C'est une excellente idée d'avoir associé Francis Poulenc, compositeur que j'ai toujours défendu, en particulier pour ses trois fantastiques opéras, Les mamelles de Tirésias, Le dialogue des Carmélites, La Voix humaine ou ses mélodies interprétées par Pierre Bernac ou Denise Duval, et Bernard Cavanna sur le CD où Léo Warynski dirige l'ensemble vocal Les Métaboles et l'ensemble instrumental Multilatérale, car l'un comme l'autre ont en commun de posséder deux faces comme l'indique le titre de l'album, Le Moine et le Voyou. Si je préfère le Poulenc casquette sur l'œil, dit Poupoule, que le chrétien moderne, mouton noir de la famille Rhône-Poulenc, mon goût va vers les extravagances de Cavanna plus que vers son classicisme contemporain. C'est toutes proportions gardées, car j'adore autant le lyrisme des œuvres chorales de Poulenc que la maîtrise instrumentale de Cavanna. Il y a cinq ans j'avais chroniqué son À l'agité du bocal, bousin pour 3 ténors dépareillés et ensemble de foire, pamphlet de Louis-Ferdinand Céline contre Jean-Paul Sartre, auquel j'associerai son Karl Koop Konzert, comédie pompière, sociale et réaliste pour accordéon et orchestre (2007-2008), ou ses Geek bagatelles pour orchestre symphonique et ensemble de smartphones (2016). À côté de ces facéties qui me ravissent, Cavanna écrit des œuvres plus sérieuses comme son ShangaÏ concerto pour violon, violoncelle et orchestre (2007), ses transcriptions de lieder de Schubert avec accordéon, violon et violoncelle (2000-2012), ses deux concertos pour violon, etc. J'écris "sérieuses", mais je trouve ses pièces provocatrices probablement plus sérieuses que tout le reste. Cavanna est un doux pince-sans-rire qui n'hésite pas à mordre le monde. Il cherche à "manier la vulgarité avec finesse". Ce goût de s'écarter du politiquement correct en cherchant une authenticité de la forme grâce à des éléments vulgaires m'enchante.

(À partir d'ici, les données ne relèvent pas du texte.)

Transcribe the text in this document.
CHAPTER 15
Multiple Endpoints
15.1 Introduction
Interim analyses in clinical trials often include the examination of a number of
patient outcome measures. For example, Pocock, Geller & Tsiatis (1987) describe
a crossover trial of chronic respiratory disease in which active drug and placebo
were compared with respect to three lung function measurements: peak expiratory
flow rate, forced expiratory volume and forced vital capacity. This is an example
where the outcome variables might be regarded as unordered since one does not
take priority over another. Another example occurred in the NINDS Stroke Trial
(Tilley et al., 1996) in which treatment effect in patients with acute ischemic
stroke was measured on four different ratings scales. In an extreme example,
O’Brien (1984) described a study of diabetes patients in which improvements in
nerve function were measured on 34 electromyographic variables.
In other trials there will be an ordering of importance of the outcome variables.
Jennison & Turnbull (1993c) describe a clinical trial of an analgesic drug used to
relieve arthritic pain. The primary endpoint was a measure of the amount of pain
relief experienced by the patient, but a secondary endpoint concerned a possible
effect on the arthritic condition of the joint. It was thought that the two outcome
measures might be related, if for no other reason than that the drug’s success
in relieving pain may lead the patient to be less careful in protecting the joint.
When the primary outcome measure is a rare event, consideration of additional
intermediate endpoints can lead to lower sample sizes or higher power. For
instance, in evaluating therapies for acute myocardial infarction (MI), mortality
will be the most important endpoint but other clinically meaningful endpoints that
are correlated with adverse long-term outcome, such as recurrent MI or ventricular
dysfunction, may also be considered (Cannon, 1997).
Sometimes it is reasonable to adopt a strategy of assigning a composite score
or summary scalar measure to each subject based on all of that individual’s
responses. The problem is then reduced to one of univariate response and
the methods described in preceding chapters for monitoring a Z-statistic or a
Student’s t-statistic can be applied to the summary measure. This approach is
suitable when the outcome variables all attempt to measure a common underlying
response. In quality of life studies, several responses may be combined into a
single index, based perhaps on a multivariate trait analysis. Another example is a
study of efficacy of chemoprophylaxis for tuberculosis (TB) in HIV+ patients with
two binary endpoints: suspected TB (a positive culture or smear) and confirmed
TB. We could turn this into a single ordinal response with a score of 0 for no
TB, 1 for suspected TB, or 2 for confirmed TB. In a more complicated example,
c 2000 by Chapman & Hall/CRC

Pour l'album Le moine et le voyou, le choix de Léo Warynski de le commencer avec Un soir de neige, cantate profane sur un texte de Paul Éluard (1944) et Quatre motets pour un temps de pénitence (1938-1939) nous prépare à la dialectique de la Messe pour un jour ordinaire de Cavanna (1993-1994, nouvelle version 2023) où une misérable toxicomane, soprano léger, vient demander de l'aide à des ouailles, une soprano et un ténor lyrique, qui ne l'entendent pas de cette oreille, les culs-bénis ! Les textes de cet oratorio exacerbé, l'œuvre exquise d'un mécréant, viennent de la messe ordinaire, de dialogues du film Galère de femmes de Jean-Michel Carré, d'une déclaration de Klaus Barbie lors de son procès à Lyon, d'un poème de Nathalie Méfano écrit un jour avant sa disparition et d'une définition d'un bateau dans le dictionnaire ! L'orchestre comporte trois accordéons, instrument populaire cher au compositeur, comme la mandoline ou la cornemuse qu'il utilise souvent.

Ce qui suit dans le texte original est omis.